[FOM] Intuitionists and excluded-middle

Ritwik Bhattacharya ritwik at cs.utah.edu
Fri Oct 14 17:34:28 EDT 2005


praatika at mappi.helsinki.fi wrote:
> So, the question was: what is the argument against the reliability of LEM, 
> that is, why should we not be convinced by a proof using LEM ? Lew Gordeew 
> suggested that such proofs may be "useless". I then argued that this is 
> not sufficiently clear. 

no! you tried to argue that mathematics doesn't need to have a use. see 
below.

> But now we are told that it means that they are 
> not convincing. Surely we haven't made much progress here.

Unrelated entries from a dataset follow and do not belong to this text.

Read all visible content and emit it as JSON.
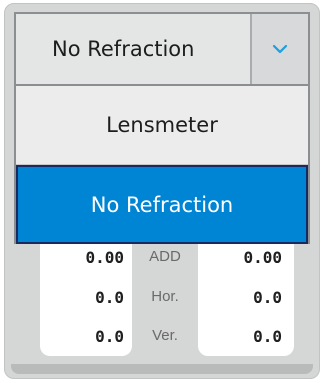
{
  "select": {
    "current_value": "No Refraction",
    "toggle_icon": "chevron-down-icon",
    "accent_color": "#1a9fe0"
  },
  "dropdown": {
    "options": [
      {
        "label": "Lensmeter",
        "selected": false
      },
      {
        "label": "No Refraction",
        "selected": true
      }
    ],
    "highlight_color": "#0084d4"
  },
  "measurements": {
    "rows": [
      {
        "left": "0.00",
        "label": "ADD",
        "right": "0.00"
      },
      {
        "left": "0.0",
        "label": "Hor.",
        "right": "0.0"
      },
      {
        "left": "0.0",
        "label": "Ver.",
        "right": "0.0"
      }
    ]
  }
}
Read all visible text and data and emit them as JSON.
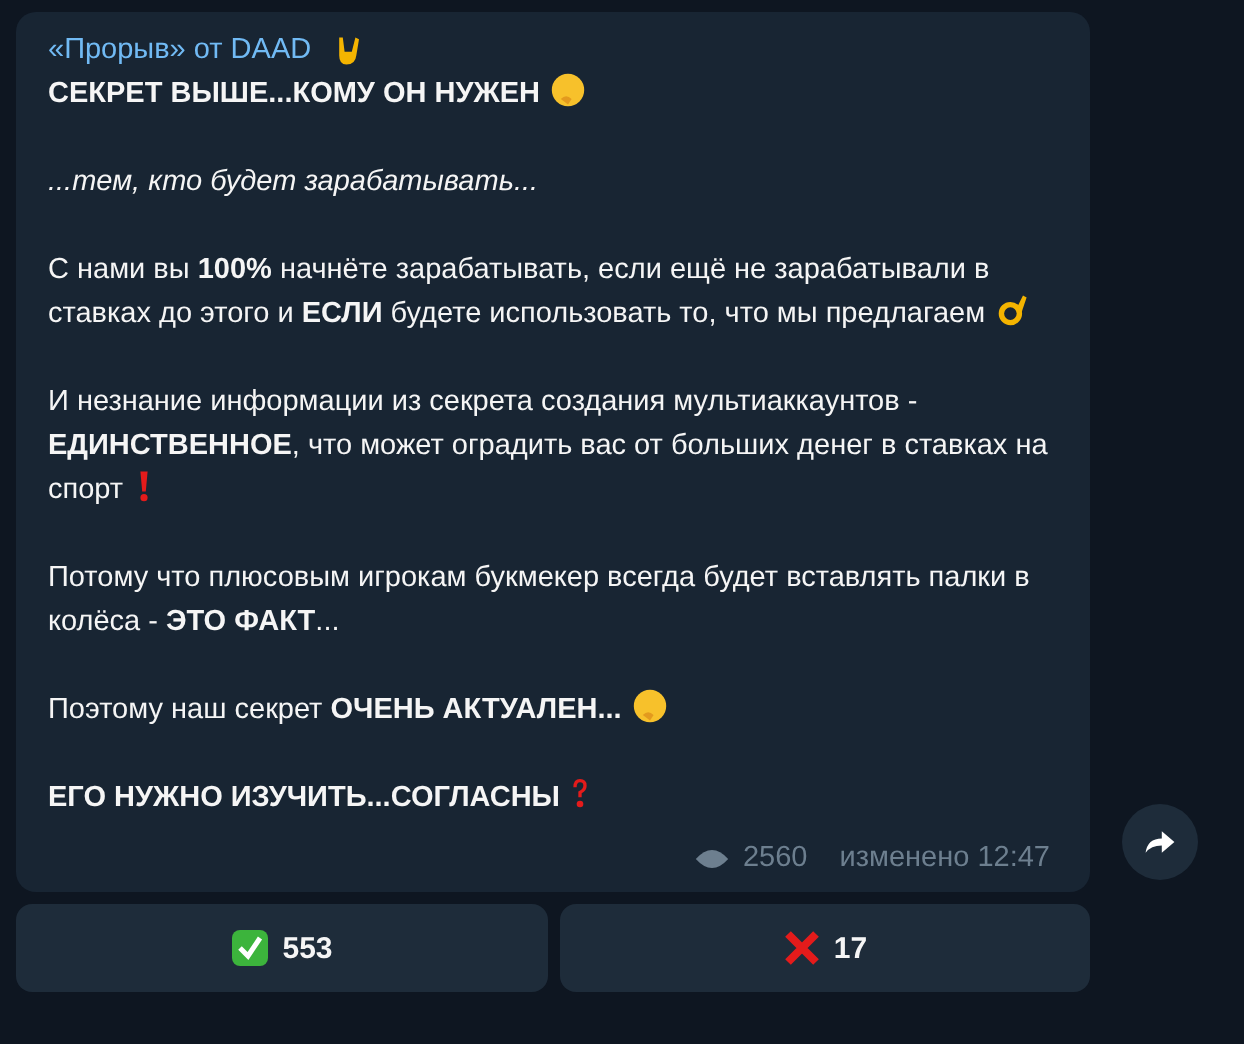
{
  "message": {
    "channel": "«Прорыв» от DAAD",
    "paragraphs": [
      "**СЕКРЕТ ВЫШЕ...КОМУ ОН НУЖЕН**",
      "...тем, кто будет зарабатывать...",
      "С нами вы **100%** начнёте зарабатывать, если ещё не зарабатывали в ставках до этого и **ЕСЛИ** будете использовать то, что мы предлагаем",
      "И незнание информации из секрета создания мультиаккаунтов - **ЕДИНСТВЕННОЕ**, что может оградить вас от больших денег в ставках на спорт",
      "Потому что плюсовым игрокам букмекер всегда будет вставлять палки в колёса - **ЭТО ФАКТ**...",
      "Поэтому наш секрет **ОЧЕНЬ АКТУАЛЕН...**",
      "**ЕГО НУЖНО ИЗУЧИТЬ...СОГЛАСНЫ**"
    ],
    "views": "2560",
    "edited": "изменено 12:47"
  },
  "reactions": [
    {
      "count": "553"
    },
    {
      "count": "17"
    }
  ]
}
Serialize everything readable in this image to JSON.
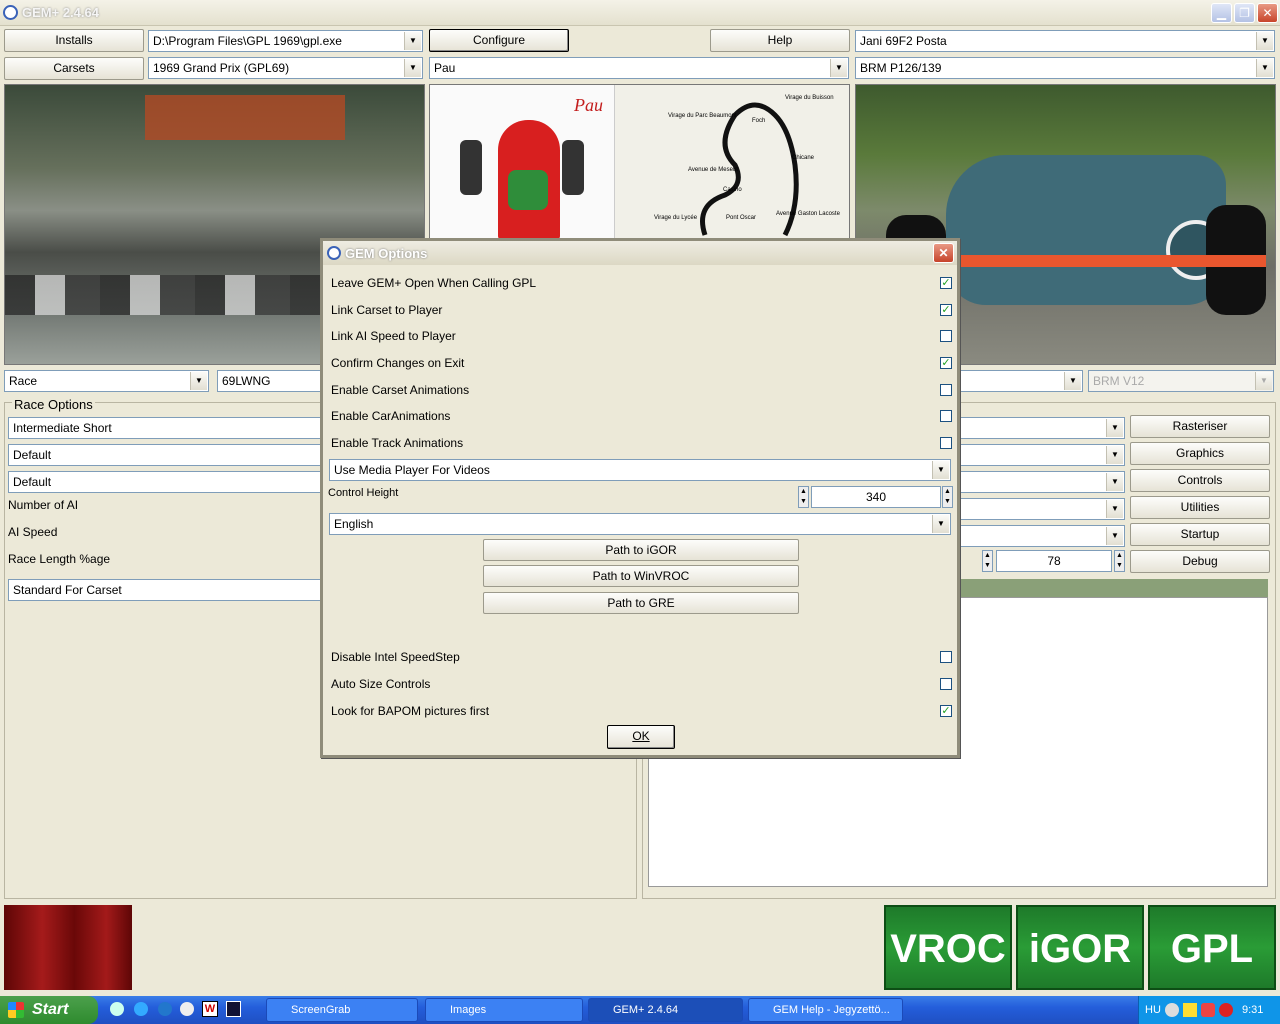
{
  "window": {
    "title": "GEM+ 2.4.64"
  },
  "top": {
    "installs_label": "Installs",
    "carsets_label": "Carsets",
    "install_path": "D:\\Program Files\\GPL 1969\\gpl.exe",
    "carset_value": "1969 Grand Prix (GPL69)",
    "configure_label": "Configure",
    "help_label": "Help",
    "track_value": "Pau",
    "player_value": "Jani 69F2 Posta",
    "car_value": "BRM P126/139"
  },
  "map": {
    "title": "Pau",
    "labels": [
      "Virage du Parc Beaumont",
      "Virage du Buisson",
      "Foch",
      "Chicane",
      "Avenue de Meseut",
      "Casino",
      "Virage du Lycée",
      "Pont Oscar",
      "Avenue Gaston Lacoste"
    ]
  },
  "left_panel": {
    "session_value": "Race",
    "code_value": "69LWNG",
    "race_options_label": "Race Options",
    "fields": [
      "Intermediate Short",
      "Default",
      "Default"
    ],
    "number_ai_label": "Number of AI",
    "ai_speed_label": "AI Speed",
    "race_length_label": "Race Length %age",
    "standard_value": "Standard For Carset"
  },
  "right_panel": {
    "engine_value": "BRM V12",
    "buttons": [
      "Rasteriser",
      "Graphics",
      "Controls",
      "Utilities",
      "Startup",
      "Debug"
    ],
    "spin_value": "78"
  },
  "dialog": {
    "title": "GEM Options",
    "options": [
      {
        "label": "Leave GEM+ Open When Calling GPL",
        "checked": true
      },
      {
        "label": "Link Carset to Player",
        "checked": true
      },
      {
        "label": "Link AI Speed to Player",
        "checked": false
      },
      {
        "label": "Confirm Changes on Exit",
        "checked": true
      },
      {
        "label": "Enable Carset Animations",
        "checked": false
      },
      {
        "label": "Enable CarAnimations",
        "checked": false
      },
      {
        "label": "Enable Track Animations",
        "checked": false
      }
    ],
    "media_player_value": "Use Media Player For Videos",
    "control_height_label": "Control Height",
    "control_height_value": "340",
    "language_value": "English",
    "path_buttons": [
      "Path to iGOR",
      "Path to WinVROC",
      "Path to GRE"
    ],
    "options2": [
      {
        "label": "Disable Intel SpeedStep",
        "checked": false
      },
      {
        "label": "Auto Size Controls",
        "checked": false
      },
      {
        "label": "Look for BAPOM pictures first",
        "checked": true
      }
    ],
    "ok_label": "OK"
  },
  "launch_buttons": [
    "VROC",
    "iGOR",
    "GPL"
  ],
  "taskbar": {
    "start_label": "Start",
    "items": [
      "ScreenGrab",
      "Images",
      "GEM+ 2.4.64",
      "GEM Help - Jegyzettö..."
    ],
    "lang": "HU",
    "clock": "9:31"
  },
  "colors": {
    "accent_green": "#2a9c36",
    "title_blue": "#245edb",
    "flag_red": "#8b0f0f"
  }
}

hehe, you have snipped out your original objection to lew gordeew's 
argument!!! here's the full transcript:

Lew Gordeew <legor at gmx.de> wrote:
A conventional convincing argument: mathematical proofs using the law of
excluded middle might be "useless". Here is a familiar trivial example
(quoted by A. S. Troelstra, et al).

THEOREM. There exists an irrational real number x such that x^sqrt(2) is
rational.

praatika at mappi.helsinki.fi wrote:
I must say that I find such talk of uselessness quite ... well ...
useless. To begin with, why should one require that pure mathematics,
which is theory building, has to have some use. The general requirement of
usefulness of all scientific theories would certainly paralyse science.
And certainly uselessness of some piece of knowledge does not make it
unjustified or not true.

ritwik at cs.utah.edu wrote:
Ah, but the argument being made was that the *proof* might be useless, 
not that the theorem itself was useless. So nobody is suggesting that 
mathematics/mathematical "facts" need to have use, but a proof, by 
definition, must have the "use" of convincing the reader of the proof.